A mon tour, à la dérobée, je regardais ces jeunes filles.
Leur finesse, leur rire silencieux derrière le paisible visage. Et j'admirais
cette royauté qu'elles exerçaient...
Aujourd'hui, je rêve. Tout cela est bien lointain. Que sont
devenues ces deux fées? Sans doute se sont-elles mariées. Mais alors ont-elles
changé? Il est si grave de passer de l'état de jeune fille à l'état de femme.
Que font-elles dans une maison neuve? Que sont devenues leurs relations avec les
herbes folles et les serpents? Elles étaient mêlées à quelque chose d'universel.
Mais un jour vient où la femme s'éveille dans la jeune fille. On rêve de
décerner enfin un dix neuf. Un dix neuf pèse au fond du coeur. Alors un imbécile
se présente. Pour la première fois des yeux si aiguisés se trompent et
l'éclairent de belles couleurs. L'imbécile, s'il dit des vers, on le croit
poète. On croit qu'il comprend les parquets troués, on croit qu'il aime les
mangoustes. On croit que cette confiance le flatte, d'une vipère qui se dandine,
sous la table, entre ses jambes. On lui donne son coeur qui est un jardin
sauvage, à lui qui n'aime que les parcs soignés.

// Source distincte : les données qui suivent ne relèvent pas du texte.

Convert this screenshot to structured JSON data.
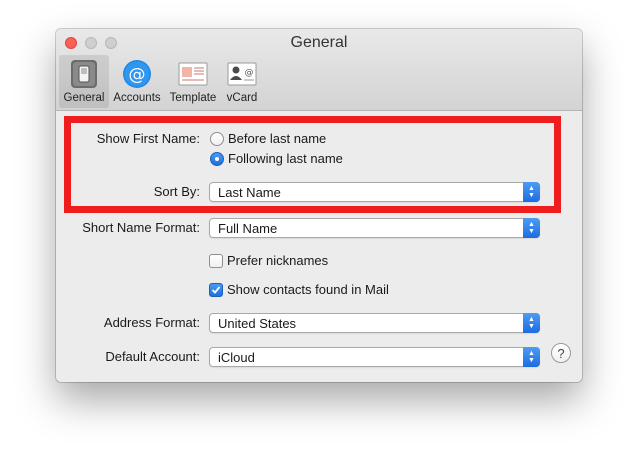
{
  "window": {
    "title": "General"
  },
  "toolbar": {
    "tabs": [
      {
        "label": "General",
        "icon": "general-switch-icon",
        "selected": true
      },
      {
        "label": "Accounts",
        "icon": "at-sign-icon",
        "selected": false
      },
      {
        "label": "Template",
        "icon": "template-card-icon",
        "selected": false
      },
      {
        "label": "vCard",
        "icon": "vcard-icon",
        "selected": false
      }
    ]
  },
  "form": {
    "show_first_name_label": "Show First Name:",
    "show_first_name_options": [
      {
        "label": "Before last name",
        "selected": false
      },
      {
        "label": "Following last name",
        "selected": true
      }
    ],
    "sort_by_label": "Sort By:",
    "sort_by_value": "Last Name",
    "short_name_format_label": "Short Name Format:",
    "short_name_format_value": "Full Name",
    "prefer_nicknames_label": "Prefer nicknames",
    "prefer_nicknames_checked": false,
    "show_contacts_mail_label": "Show contacts found in Mail",
    "show_contacts_mail_checked": true,
    "address_format_label": "Address Format:",
    "address_format_value": "United States",
    "default_account_label": "Default Account:",
    "default_account_value": "iCloud",
    "help_label": "?"
  },
  "colors": {
    "accent": "#1f6fe0",
    "highlight": "#ef1d1d",
    "close_button": "#fc5f57"
  }
}
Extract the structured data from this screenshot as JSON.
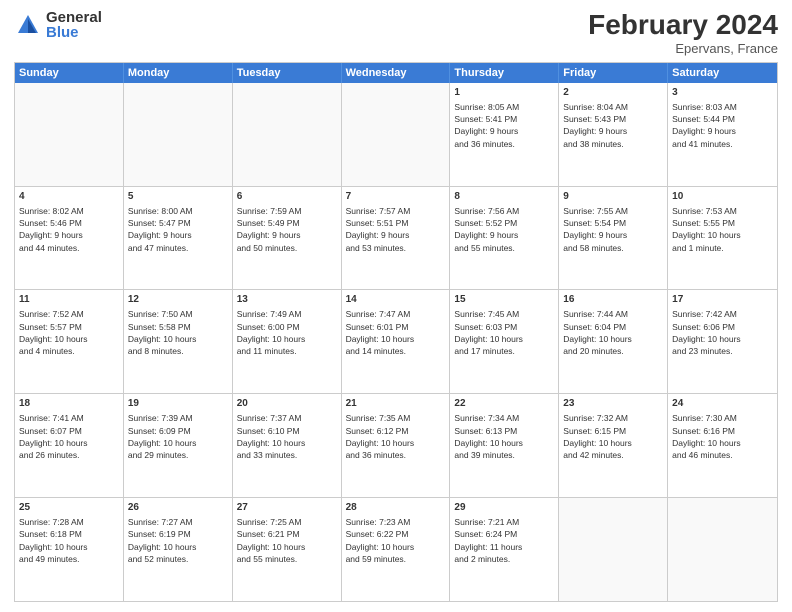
{
  "logo": {
    "general": "General",
    "blue": "Blue"
  },
  "header": {
    "month": "February 2024",
    "location": "Epervans, France"
  },
  "weekdays": [
    "Sunday",
    "Monday",
    "Tuesday",
    "Wednesday",
    "Thursday",
    "Friday",
    "Saturday"
  ],
  "rows": [
    [
      {
        "day": "",
        "info": ""
      },
      {
        "day": "",
        "info": ""
      },
      {
        "day": "",
        "info": ""
      },
      {
        "day": "",
        "info": ""
      },
      {
        "day": "1",
        "info": "Sunrise: 8:05 AM\nSunset: 5:41 PM\nDaylight: 9 hours\nand 36 minutes."
      },
      {
        "day": "2",
        "info": "Sunrise: 8:04 AM\nSunset: 5:43 PM\nDaylight: 9 hours\nand 38 minutes."
      },
      {
        "day": "3",
        "info": "Sunrise: 8:03 AM\nSunset: 5:44 PM\nDaylight: 9 hours\nand 41 minutes."
      }
    ],
    [
      {
        "day": "4",
        "info": "Sunrise: 8:02 AM\nSunset: 5:46 PM\nDaylight: 9 hours\nand 44 minutes."
      },
      {
        "day": "5",
        "info": "Sunrise: 8:00 AM\nSunset: 5:47 PM\nDaylight: 9 hours\nand 47 minutes."
      },
      {
        "day": "6",
        "info": "Sunrise: 7:59 AM\nSunset: 5:49 PM\nDaylight: 9 hours\nand 50 minutes."
      },
      {
        "day": "7",
        "info": "Sunrise: 7:57 AM\nSunset: 5:51 PM\nDaylight: 9 hours\nand 53 minutes."
      },
      {
        "day": "8",
        "info": "Sunrise: 7:56 AM\nSunset: 5:52 PM\nDaylight: 9 hours\nand 55 minutes."
      },
      {
        "day": "9",
        "info": "Sunrise: 7:55 AM\nSunset: 5:54 PM\nDaylight: 9 hours\nand 58 minutes."
      },
      {
        "day": "10",
        "info": "Sunrise: 7:53 AM\nSunset: 5:55 PM\nDaylight: 10 hours\nand 1 minute."
      }
    ],
    [
      {
        "day": "11",
        "info": "Sunrise: 7:52 AM\nSunset: 5:57 PM\nDaylight: 10 hours\nand 4 minutes."
      },
      {
        "day": "12",
        "info": "Sunrise: 7:50 AM\nSunset: 5:58 PM\nDaylight: 10 hours\nand 8 minutes."
      },
      {
        "day": "13",
        "info": "Sunrise: 7:49 AM\nSunset: 6:00 PM\nDaylight: 10 hours\nand 11 minutes."
      },
      {
        "day": "14",
        "info": "Sunrise: 7:47 AM\nSunset: 6:01 PM\nDaylight: 10 hours\nand 14 minutes."
      },
      {
        "day": "15",
        "info": "Sunrise: 7:45 AM\nSunset: 6:03 PM\nDaylight: 10 hours\nand 17 minutes."
      },
      {
        "day": "16",
        "info": "Sunrise: 7:44 AM\nSunset: 6:04 PM\nDaylight: 10 hours\nand 20 minutes."
      },
      {
        "day": "17",
        "info": "Sunrise: 7:42 AM\nSunset: 6:06 PM\nDaylight: 10 hours\nand 23 minutes."
      }
    ],
    [
      {
        "day": "18",
        "info": "Sunrise: 7:41 AM\nSunset: 6:07 PM\nDaylight: 10 hours\nand 26 minutes."
      },
      {
        "day": "19",
        "info": "Sunrise: 7:39 AM\nSunset: 6:09 PM\nDaylight: 10 hours\nand 29 minutes."
      },
      {
        "day": "20",
        "info": "Sunrise: 7:37 AM\nSunset: 6:10 PM\nDaylight: 10 hours\nand 33 minutes."
      },
      {
        "day": "21",
        "info": "Sunrise: 7:35 AM\nSunset: 6:12 PM\nDaylight: 10 hours\nand 36 minutes."
      },
      {
        "day": "22",
        "info": "Sunrise: 7:34 AM\nSunset: 6:13 PM\nDaylight: 10 hours\nand 39 minutes."
      },
      {
        "day": "23",
        "info": "Sunrise: 7:32 AM\nSunset: 6:15 PM\nDaylight: 10 hours\nand 42 minutes."
      },
      {
        "day": "24",
        "info": "Sunrise: 7:30 AM\nSunset: 6:16 PM\nDaylight: 10 hours\nand 46 minutes."
      }
    ],
    [
      {
        "day": "25",
        "info": "Sunrise: 7:28 AM\nSunset: 6:18 PM\nDaylight: 10 hours\nand 49 minutes."
      },
      {
        "day": "26",
        "info": "Sunrise: 7:27 AM\nSunset: 6:19 PM\nDaylight: 10 hours\nand 52 minutes."
      },
      {
        "day": "27",
        "info": "Sunrise: 7:25 AM\nSunset: 6:21 PM\nDaylight: 10 hours\nand 55 minutes."
      },
      {
        "day": "28",
        "info": "Sunrise: 7:23 AM\nSunset: 6:22 PM\nDaylight: 10 hours\nand 59 minutes."
      },
      {
        "day": "29",
        "info": "Sunrise: 7:21 AM\nSunset: 6:24 PM\nDaylight: 11 hours\nand 2 minutes."
      },
      {
        "day": "",
        "info": ""
      },
      {
        "day": "",
        "info": ""
      }
    ]
  ]
}
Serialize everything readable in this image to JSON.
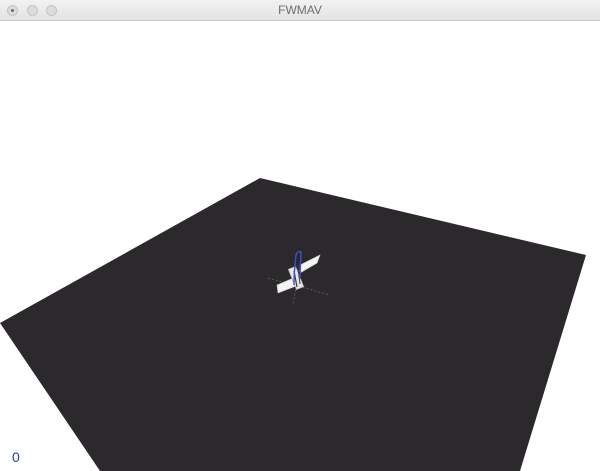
{
  "window": {
    "title": "FWMAV"
  },
  "viewport": {
    "frame_counter": "0",
    "floor_color": "#2b292c",
    "model_color": "#f4f4f4",
    "trail_color": "#3a4fd0"
  }
}
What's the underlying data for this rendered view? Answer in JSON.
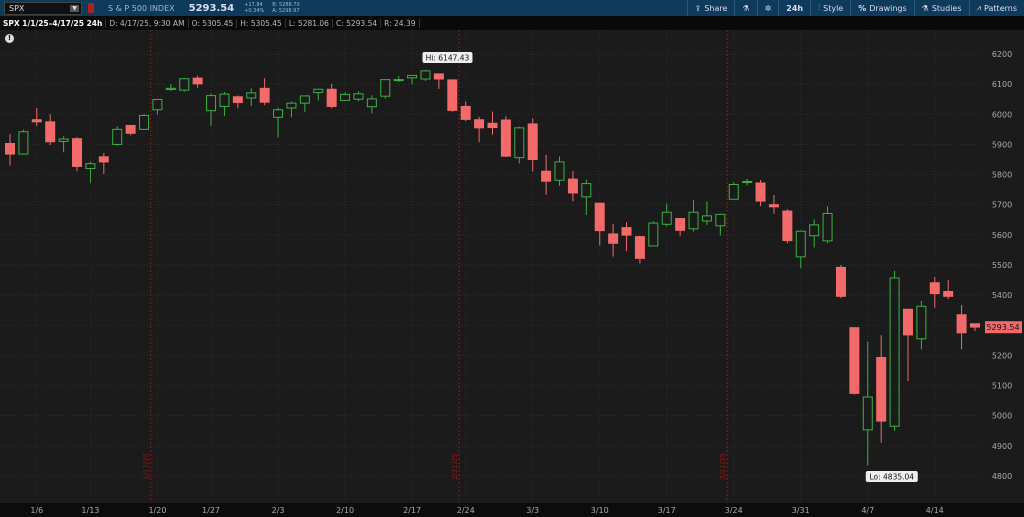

Et l'imbécile emmène la
princesse en esclavage."
Saint-Exupéry- Terre des Hommes- Collection Folio- Édition Gallimard- P74-75.Année
1939
"- Un phare marin!
Nous l'avions vu en même temps ce piège à éclipse!
Quelle folie! Où était-il ce phare fantôme, cette invention de la nuit? Car
c'est à la seconde même où Prévot et moi nous nous penchions pour le retrouver,
à trois cent mètres sous nos ailes, que brusquement...
- Ah!
Je crois bien n'avoir rien dit d'autre. Je crois bien
n'avoir rien ressenti d'autre qu'un formidable craquement qui ébranla notre
monde sur ses bases. A 270 km/h nous avons emboutis le sol.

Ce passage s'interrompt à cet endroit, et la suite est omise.